In order to stay safe when living with epilepsy it is important to be aware of some potential dangers that one might encounter.  Even at home there might be risks for injury which are important to know about so you can make sure these are addressed.  Some of the typical risks that can be found in the "safety of your home" involve falls and drops, and dangers around water, heat, and electricity.  The kitchen, bathroom, and even bedroom and living room can all be safe-proofed in important ways.  And once those safety items and ideas are in place, you can gain greater peace of mind.

Let's start with the Kitchen

Risky things you might encounter in the kitchen include fire, hot foods, breakable items that can shatter, sharp tools, and falls against hard objects.  

So, one of the best ways to avoid getting burned is to use a microwave instead of an open flame or a roasting oven.  But sometimes cooking requires using a burner and if that is the case, it is best to make sure the cooking pot is placed on the back burner.  You might also want to choose to purchase an electric stove instead of one with gas and flames. This will help avoid falling on the burner during a seizure or otherwise burning yourself. And if you need to use an oven, it is a good idea to have someone at home with you.

You should also be careful when carrying hot food items which is why it is recommended that you serve the food onto your plate and carry that to the table rather than carrying the whole pot or pan to the table to serve a meal.
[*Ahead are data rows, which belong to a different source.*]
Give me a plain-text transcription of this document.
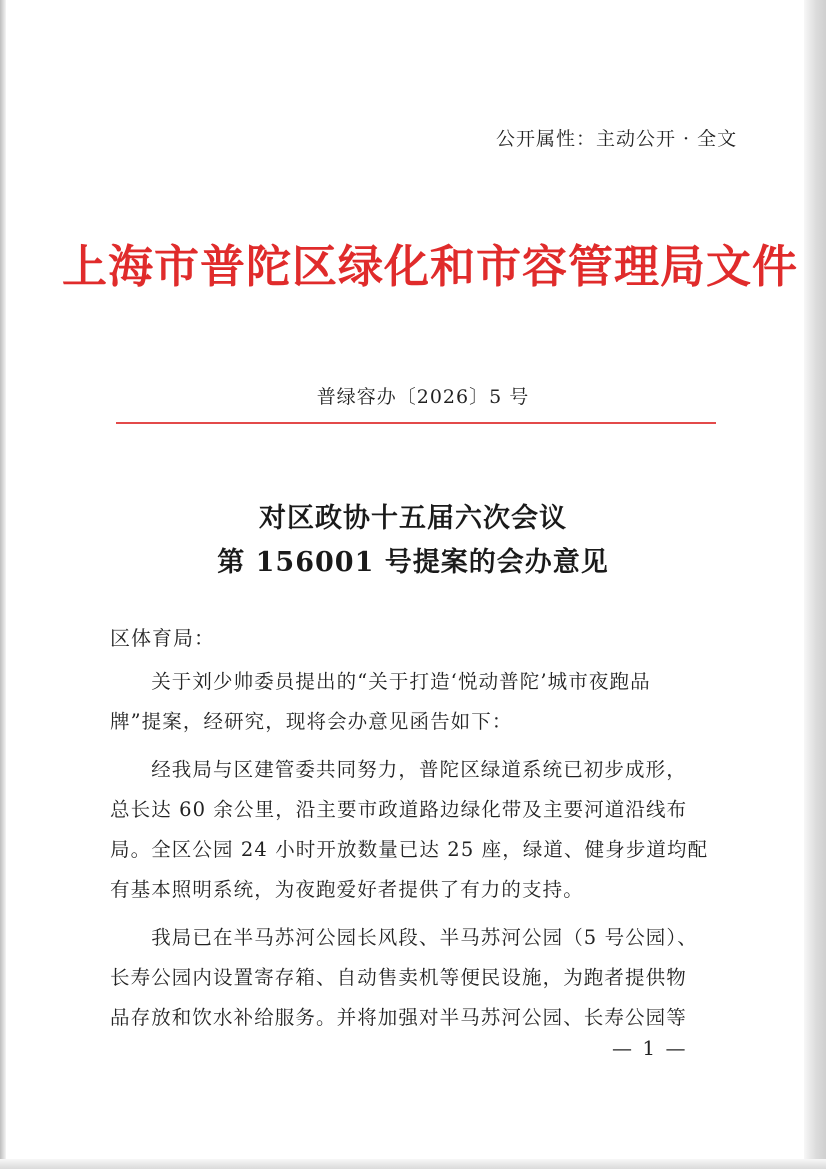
公开属性：主动公开 · 全文
上海市普陀区绿化和市容管理局文件
普绿容办〔2026〕5 号
对区政协十五届六次会议
第 156001 号提案的会办意见
区体育局：
　　关于刘少帅委员提出的“关于打造‘悦动普陀’城市夜跑品
牌”提案，经研究，现将会办意见函告如下：
　　经我局与区建管委共同努力，普陀区绿道系统已初步成形，
总长达 60 余公里，沿主要市政道路边绿化带及主要河道沿线布
局。全区公园 24 小时开放数量已达 25 座，绿道、健身步道均配
有基本照明系统，为夜跑爱好者提供了有力的支持。
　　我局已在半马苏河公园长风段、半马苏河公园（5 号公园）、
长寿公园内设置寄存箱、自动售卖机等便民设施，为跑者提供物
品存放和饮水补给服务。并将加强对半马苏河公园、长寿公园等
— 1 —
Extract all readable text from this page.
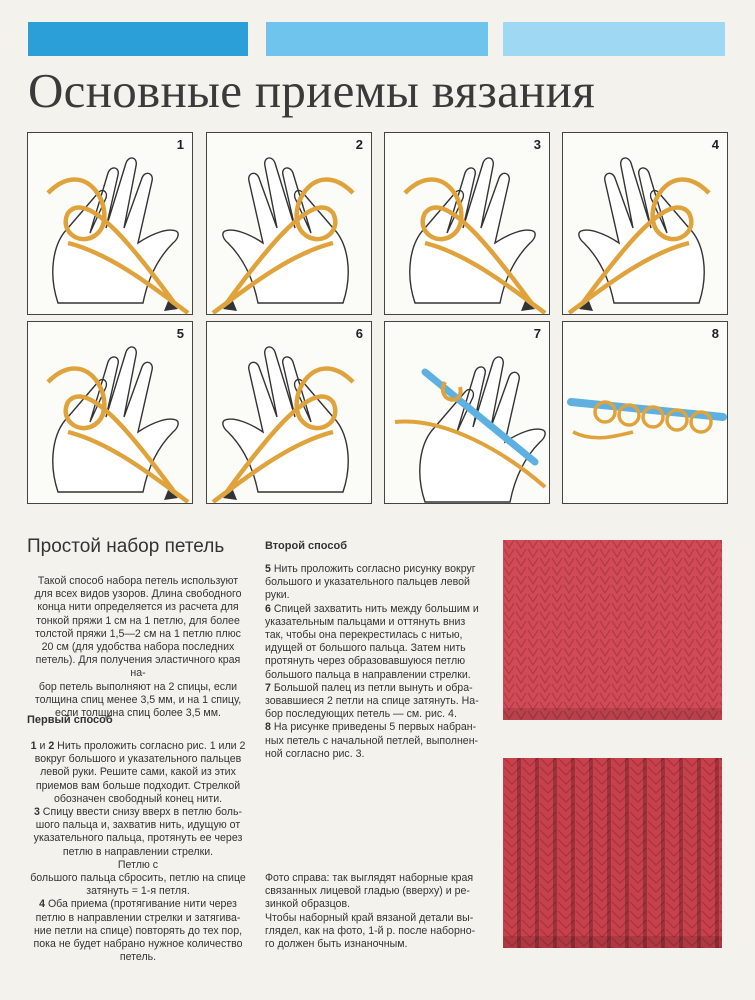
Основные приемы вязания
1	2	3	4
5	6	7	8
Простой набор петель

Такой способ набора петель используют

для всех видов узоров. Длина свободного

конца нити определяется из расчета для

тонкой пряжи 1 см на 1 петлю, для более

толстой пряжи 1,5—2 см на 1 петлю плюс

20 см (для удобства набора последних

петель). Для получения эластичного края на-

бор петель выполняют на 2 спицы, если

толщина спиц менее 3,5 мм, и на 1 спицу,

если толщина спиц более 3,5 мм.

Первый способ

1 и 2 Нить проложить согласно рис. 1 или 2

вокруг большого и указательного пальцев

левой руки. Решите сами, какой из этих

приемов вам больше подходит. Стрелкой

обозначен свободный конец нити.

3 Спицу ввести снизу вверх в петлю боль-

шого пальца и, захватив нить, идущую от

указательного пальца, протянуть ее через

петлю в направлении стрелки.

Петлю с

большого пальца сбросить, петлю на спице

затянуть = 1-я петля.

4 Оба приема (протягивание нити через

петлю в направлении стрелки и затягива-

ние петли на спице) повторять до тех пор,

пока не будет набрано нужное количество

петель.

Второй способ

5 Нить проложить согласно рисунку вокруг

большого и указательного пальцев левой

руки.

6 Спицей захватить нить между большим и

указательным пальцами и оттянуть вниз

так, чтобы она перекрестилась с нитью,

идущей от большого пальца. Затем нить

протянуть через образовавшуюся петлю

большого пальца в направлении стрелки.

7 Большой палец из петли вынуть и обра-

зовавшиеся 2 петли на спице затянуть. На-

бор последующих петель — см. рис. 4.

8 На рисунке приведены 5 первых набран-

ных петель с начальной петлей, выполнен-

ной согласно рис. 3.

Фото справа: так выглядят наборные края

связанных лицевой гладью (вверху) и ре-

зинкой образцов.

Чтобы наборный край вязаной детали вы-

глядел, как на фото, 1-й р. после наборно-

го должен быть изнаночным.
If you happen to have a seizure, you might hurt yourself if the large pot of hot food spills on you.  If you have frequent seizures, it might make sense to have unbreakable dishes and glasses so that in case you fall, they will not shatter and you won't cut yourself.

If you are alone in the kitchen, it might be a good idea to use a food processor to chop things up instead of using a sharp knife because during a seizure, knives can represent a real danger. Alternatively, you might decide to buy prepared meals or order in (more and more there are some healthy options that are not all that pricey).
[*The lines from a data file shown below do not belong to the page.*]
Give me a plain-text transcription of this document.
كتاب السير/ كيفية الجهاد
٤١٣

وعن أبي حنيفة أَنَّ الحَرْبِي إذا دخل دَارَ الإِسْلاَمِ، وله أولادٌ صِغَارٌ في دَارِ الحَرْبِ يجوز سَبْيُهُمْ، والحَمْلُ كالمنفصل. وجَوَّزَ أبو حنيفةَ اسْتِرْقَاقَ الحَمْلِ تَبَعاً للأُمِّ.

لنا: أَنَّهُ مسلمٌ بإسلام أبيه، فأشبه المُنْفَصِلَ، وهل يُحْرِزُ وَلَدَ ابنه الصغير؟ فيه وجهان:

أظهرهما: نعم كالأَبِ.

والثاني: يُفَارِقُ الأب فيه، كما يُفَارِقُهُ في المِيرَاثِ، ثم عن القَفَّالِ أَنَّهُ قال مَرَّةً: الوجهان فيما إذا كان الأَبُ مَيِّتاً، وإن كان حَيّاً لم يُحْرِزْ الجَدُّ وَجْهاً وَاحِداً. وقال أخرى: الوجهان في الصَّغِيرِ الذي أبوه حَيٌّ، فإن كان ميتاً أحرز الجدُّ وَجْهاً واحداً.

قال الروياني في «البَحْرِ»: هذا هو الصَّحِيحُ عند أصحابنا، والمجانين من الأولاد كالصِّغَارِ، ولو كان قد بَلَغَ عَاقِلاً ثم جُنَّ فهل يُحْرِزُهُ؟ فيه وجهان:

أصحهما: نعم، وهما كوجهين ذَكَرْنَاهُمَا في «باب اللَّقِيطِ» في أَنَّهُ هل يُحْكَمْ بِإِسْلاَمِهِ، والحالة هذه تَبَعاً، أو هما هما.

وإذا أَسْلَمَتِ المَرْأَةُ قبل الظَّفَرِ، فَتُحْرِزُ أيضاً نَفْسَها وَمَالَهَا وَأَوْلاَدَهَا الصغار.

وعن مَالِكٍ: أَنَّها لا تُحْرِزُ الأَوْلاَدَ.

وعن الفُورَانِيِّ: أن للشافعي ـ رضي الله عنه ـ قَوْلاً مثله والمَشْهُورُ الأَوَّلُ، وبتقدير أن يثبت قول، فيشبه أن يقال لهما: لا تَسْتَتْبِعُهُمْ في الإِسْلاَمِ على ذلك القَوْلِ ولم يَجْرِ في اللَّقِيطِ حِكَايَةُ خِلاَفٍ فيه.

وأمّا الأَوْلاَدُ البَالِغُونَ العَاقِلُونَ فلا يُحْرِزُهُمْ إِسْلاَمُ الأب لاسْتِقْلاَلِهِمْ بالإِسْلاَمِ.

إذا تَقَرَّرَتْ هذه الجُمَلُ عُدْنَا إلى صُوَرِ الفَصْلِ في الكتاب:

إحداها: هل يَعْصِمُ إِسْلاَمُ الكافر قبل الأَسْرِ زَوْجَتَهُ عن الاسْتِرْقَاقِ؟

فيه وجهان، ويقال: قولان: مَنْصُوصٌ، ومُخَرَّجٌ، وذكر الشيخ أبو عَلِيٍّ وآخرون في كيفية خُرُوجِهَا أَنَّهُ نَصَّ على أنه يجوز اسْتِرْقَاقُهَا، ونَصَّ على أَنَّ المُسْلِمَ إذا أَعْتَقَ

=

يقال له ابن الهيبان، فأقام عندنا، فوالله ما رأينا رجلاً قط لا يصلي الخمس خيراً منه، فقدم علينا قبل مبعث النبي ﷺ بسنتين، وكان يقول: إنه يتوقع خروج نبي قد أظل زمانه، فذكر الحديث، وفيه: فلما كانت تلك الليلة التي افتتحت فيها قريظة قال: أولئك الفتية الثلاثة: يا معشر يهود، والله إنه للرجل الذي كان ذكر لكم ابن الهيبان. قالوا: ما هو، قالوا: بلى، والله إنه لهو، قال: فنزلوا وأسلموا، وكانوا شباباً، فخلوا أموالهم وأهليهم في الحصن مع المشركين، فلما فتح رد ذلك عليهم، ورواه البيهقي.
Since we are on the topic of fires, let's also talk "fireplaces."  You should always make sure you have a screen in front of the fire. And as for some of those radiators that can become boiling hot, always make sure to install a safety cover.

Dining room: 

A good rule of thumb to have when it comes to all furniture in the house, including your dining room table and chairs, is to cover sharp edges and corners with some sort of padding. It is also probably best to not have glass tabletops.  If you are at risk of having a seizure in which you lose tone and might hit your face on the table, you may want to use a safety pad that is placed on the table in front of you. This is one product that was designed with this in mind (  It might prove helpful also to sit on a chair that has armrests; these could help prevent falling onto the floor. 

As for the floor, it is usually better to have plush carpeting than exposed hardwood floors for obvious reasons. Make sure heavy furniture and big electronics (flat screen TVs, speakers, etc.) are securely attached to the walls to avoid having these fall on you.

Bathroom safety

Did you know that the majority of falls occur in the bathroom regardless of whether you have epilepsy or not? If you then consider the dangers of the bathroom for someone with epilepsy, the risks increase.  Some of the reasons to be especially concerned about bathrooms are that they tend to have hard ceramic and metal edges, often they are a bit cramped, there is water involved and usually, the person using the bathroom wants to be alone for privacy's sake. 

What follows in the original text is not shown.